Comments

  1. kestrel says

    Seeing clouds like that just makes me want to drop everything and paint them. Beautiful shots.

  2. says

    Rick got these yesterday coming home from town. Pulled off at Sweetbriar to get his phone out and click away. Right about the same time, I had wandered into the kitchen, looked out the window, said to myself “huh, no clouds.” Then the thunder grumbled, so I went out on the back deck, and looked the other way. Then I saw what Rick was shooting.
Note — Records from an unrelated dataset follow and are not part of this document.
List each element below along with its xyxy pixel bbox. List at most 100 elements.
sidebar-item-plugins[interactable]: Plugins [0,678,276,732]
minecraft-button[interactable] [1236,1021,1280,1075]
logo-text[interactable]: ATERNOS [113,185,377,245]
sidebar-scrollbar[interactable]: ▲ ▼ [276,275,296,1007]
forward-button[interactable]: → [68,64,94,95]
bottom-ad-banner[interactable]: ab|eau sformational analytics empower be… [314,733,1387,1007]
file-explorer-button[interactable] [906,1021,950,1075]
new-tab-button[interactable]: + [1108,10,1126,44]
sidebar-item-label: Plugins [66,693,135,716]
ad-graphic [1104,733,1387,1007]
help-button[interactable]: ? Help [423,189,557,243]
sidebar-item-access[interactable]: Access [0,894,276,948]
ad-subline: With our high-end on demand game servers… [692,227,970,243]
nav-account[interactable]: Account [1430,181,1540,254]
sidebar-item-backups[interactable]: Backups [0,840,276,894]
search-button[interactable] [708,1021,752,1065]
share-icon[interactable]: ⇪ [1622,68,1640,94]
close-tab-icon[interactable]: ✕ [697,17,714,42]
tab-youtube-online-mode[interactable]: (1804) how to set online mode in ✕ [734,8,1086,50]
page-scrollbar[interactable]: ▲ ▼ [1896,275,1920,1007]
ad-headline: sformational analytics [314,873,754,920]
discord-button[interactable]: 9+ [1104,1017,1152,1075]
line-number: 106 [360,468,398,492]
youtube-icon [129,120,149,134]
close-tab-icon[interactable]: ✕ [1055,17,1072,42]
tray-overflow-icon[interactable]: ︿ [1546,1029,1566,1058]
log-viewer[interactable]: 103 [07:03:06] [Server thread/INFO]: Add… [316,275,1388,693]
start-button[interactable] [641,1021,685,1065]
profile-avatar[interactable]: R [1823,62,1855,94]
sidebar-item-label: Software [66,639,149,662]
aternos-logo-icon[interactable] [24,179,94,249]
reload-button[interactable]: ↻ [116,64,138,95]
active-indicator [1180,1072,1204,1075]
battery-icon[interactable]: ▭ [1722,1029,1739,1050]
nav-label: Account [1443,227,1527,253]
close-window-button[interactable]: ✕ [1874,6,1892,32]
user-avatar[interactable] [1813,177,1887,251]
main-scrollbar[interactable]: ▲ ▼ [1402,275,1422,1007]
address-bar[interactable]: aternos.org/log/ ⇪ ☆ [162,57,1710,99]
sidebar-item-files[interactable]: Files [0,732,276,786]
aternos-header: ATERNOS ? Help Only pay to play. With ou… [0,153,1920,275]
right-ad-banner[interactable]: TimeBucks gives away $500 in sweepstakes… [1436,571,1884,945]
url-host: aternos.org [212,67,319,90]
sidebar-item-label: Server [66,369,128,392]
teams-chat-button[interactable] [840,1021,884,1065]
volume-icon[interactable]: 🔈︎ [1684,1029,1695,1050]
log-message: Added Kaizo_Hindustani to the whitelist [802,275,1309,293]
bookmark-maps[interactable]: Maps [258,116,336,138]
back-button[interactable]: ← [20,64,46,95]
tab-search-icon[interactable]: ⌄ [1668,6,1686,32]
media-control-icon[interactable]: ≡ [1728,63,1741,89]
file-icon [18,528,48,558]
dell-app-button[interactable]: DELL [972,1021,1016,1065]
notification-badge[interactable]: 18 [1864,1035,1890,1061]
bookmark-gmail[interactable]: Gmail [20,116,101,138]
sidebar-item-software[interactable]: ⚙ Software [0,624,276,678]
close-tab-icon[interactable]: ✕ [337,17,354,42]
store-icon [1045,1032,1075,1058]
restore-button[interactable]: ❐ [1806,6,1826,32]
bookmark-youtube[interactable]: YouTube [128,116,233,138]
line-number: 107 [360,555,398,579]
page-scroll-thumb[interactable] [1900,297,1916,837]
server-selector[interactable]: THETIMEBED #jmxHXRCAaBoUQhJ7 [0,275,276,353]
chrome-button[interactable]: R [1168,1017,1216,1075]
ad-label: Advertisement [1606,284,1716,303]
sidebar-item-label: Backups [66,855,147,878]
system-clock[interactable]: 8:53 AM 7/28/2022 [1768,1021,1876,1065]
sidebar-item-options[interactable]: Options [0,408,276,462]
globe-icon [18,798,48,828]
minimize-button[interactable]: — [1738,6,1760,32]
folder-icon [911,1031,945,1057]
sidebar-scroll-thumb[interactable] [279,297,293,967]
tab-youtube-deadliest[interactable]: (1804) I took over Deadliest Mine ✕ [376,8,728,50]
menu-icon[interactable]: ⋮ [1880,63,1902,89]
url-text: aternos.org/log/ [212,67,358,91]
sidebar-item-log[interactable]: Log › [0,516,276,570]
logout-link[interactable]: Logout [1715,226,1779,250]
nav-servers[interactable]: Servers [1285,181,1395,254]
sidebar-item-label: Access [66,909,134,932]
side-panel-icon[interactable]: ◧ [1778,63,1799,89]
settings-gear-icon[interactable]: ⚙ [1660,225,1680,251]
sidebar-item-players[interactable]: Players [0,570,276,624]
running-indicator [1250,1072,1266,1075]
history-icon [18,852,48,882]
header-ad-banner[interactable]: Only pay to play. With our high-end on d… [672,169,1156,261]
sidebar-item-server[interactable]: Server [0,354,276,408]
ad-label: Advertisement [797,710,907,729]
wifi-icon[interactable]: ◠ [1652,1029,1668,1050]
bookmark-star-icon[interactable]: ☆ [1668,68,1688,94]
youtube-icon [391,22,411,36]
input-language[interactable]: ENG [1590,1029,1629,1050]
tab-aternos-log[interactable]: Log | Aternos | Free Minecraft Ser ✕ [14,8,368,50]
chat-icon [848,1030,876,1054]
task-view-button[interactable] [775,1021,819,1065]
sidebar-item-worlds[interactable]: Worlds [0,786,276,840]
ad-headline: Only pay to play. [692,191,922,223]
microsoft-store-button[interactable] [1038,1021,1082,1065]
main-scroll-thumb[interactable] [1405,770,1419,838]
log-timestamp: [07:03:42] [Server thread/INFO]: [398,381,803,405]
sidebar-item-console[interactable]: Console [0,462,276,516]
  3. dakotagreasemonkey says

    Thanks, rq and kestrel!
    That storm passed mostly to the south of us, but it was a nasty one. The black reaching down to the ground means heavy rain, and a lot of times, hail.
    It had me worried while driving home. These pictures are from about 30 miles away.

  4. says

    Storms like that are interesting to watch, from a point of safety. I remember once travelling northwards when a ‘wall of death” storm studded with multiple lightning strikes rapidly approached from the west. Stop or flee, I thought. Wound the old wagon up to 90mph to get out from the storm’s path and arrived at our friends place just after the power went out. The next day I went south again to find ten big power poles pretzelled to the ground and crews working to rebuild. Some days fleeing is the best option.

  5. dakotagreasemonkey says

    Lofty,
    I’ve been caught in the “wall of death” storms. Once while fishing from my canoe in a small lake. all I had time for was to go to shore, flip my canoe upside down, prop it up with my paddle, and crawl underneath. Heavy rain and kidney bean size hail came, but I was fine. A canoe makes a fine roof!
    After that, I check horizons constantly, without even thinking about it. I saw this storm from 60 miles away, and knew it was getting close to home, so stopped and took pictures from a safe place.

  6. Ice Swimmer says

    Dramatic skies captured. The last is the most intense.

    The open grassland feels a bit alien for me. Having lived my whole life in a heavily forested country, it’s a bit strange not to see the open land delimited by wooded ridges. I can see the beauty, it’s just different.

  7. rq says

    Ice Swimmer
    If you ever get the chance to visit (drive across) a prairie or other flat grassland, it’s quite the experience. I grew up in Ontario, which is forest and farmland and a lot of giant rocks and cliffs, but I remember Saskatchewan (there’s the old joke about watching your dog run away for three weeks), and it’s just… so much space. A lot of it, on all sides (though I suppose if you’ve lived near the ocean it’s not quite as frighteningly flat). Latvia’s a bit different, in that it’s a lot flatter, far less rockier, and you do get areas with wide open spaces and low, rolling hills (and yes, dramatic storms, too!), but somehow it’s not quite as expansively impressive as what I remember of Saskatchewan. Maybe it’s the mental size comparison of Canada vs. Latvia, or it’s because I was a lot smaller, but still -- as big as the sky gets here, I’d never really call Latvia big sky country.

  8. Ice Swimmer says

    rq @ 9

    I’ll try to remember this if I get in a situation in which traveling is feasible.

    Here in Finland, the coastline is full of peninsulas and bays and there is often an archipelago by the coast. So one has to go to outer islands or places such as Kalajoki to see open sea. The lakes also have quite complicated coastlines and a lot of islands.

    In Finland, in the provinces of Häme (Tavastia) and Uusimaa, where I’ve mostly lived, there are gently rolling hills and farmland (mostly land that was longer underwater after the Ice Age) is seemingly surrounded by forests (on former islands and peninsulas). In parts of Satakunta and especially in Pohjanmaa, it’s very very flat, but the forests are still there, around the farmland.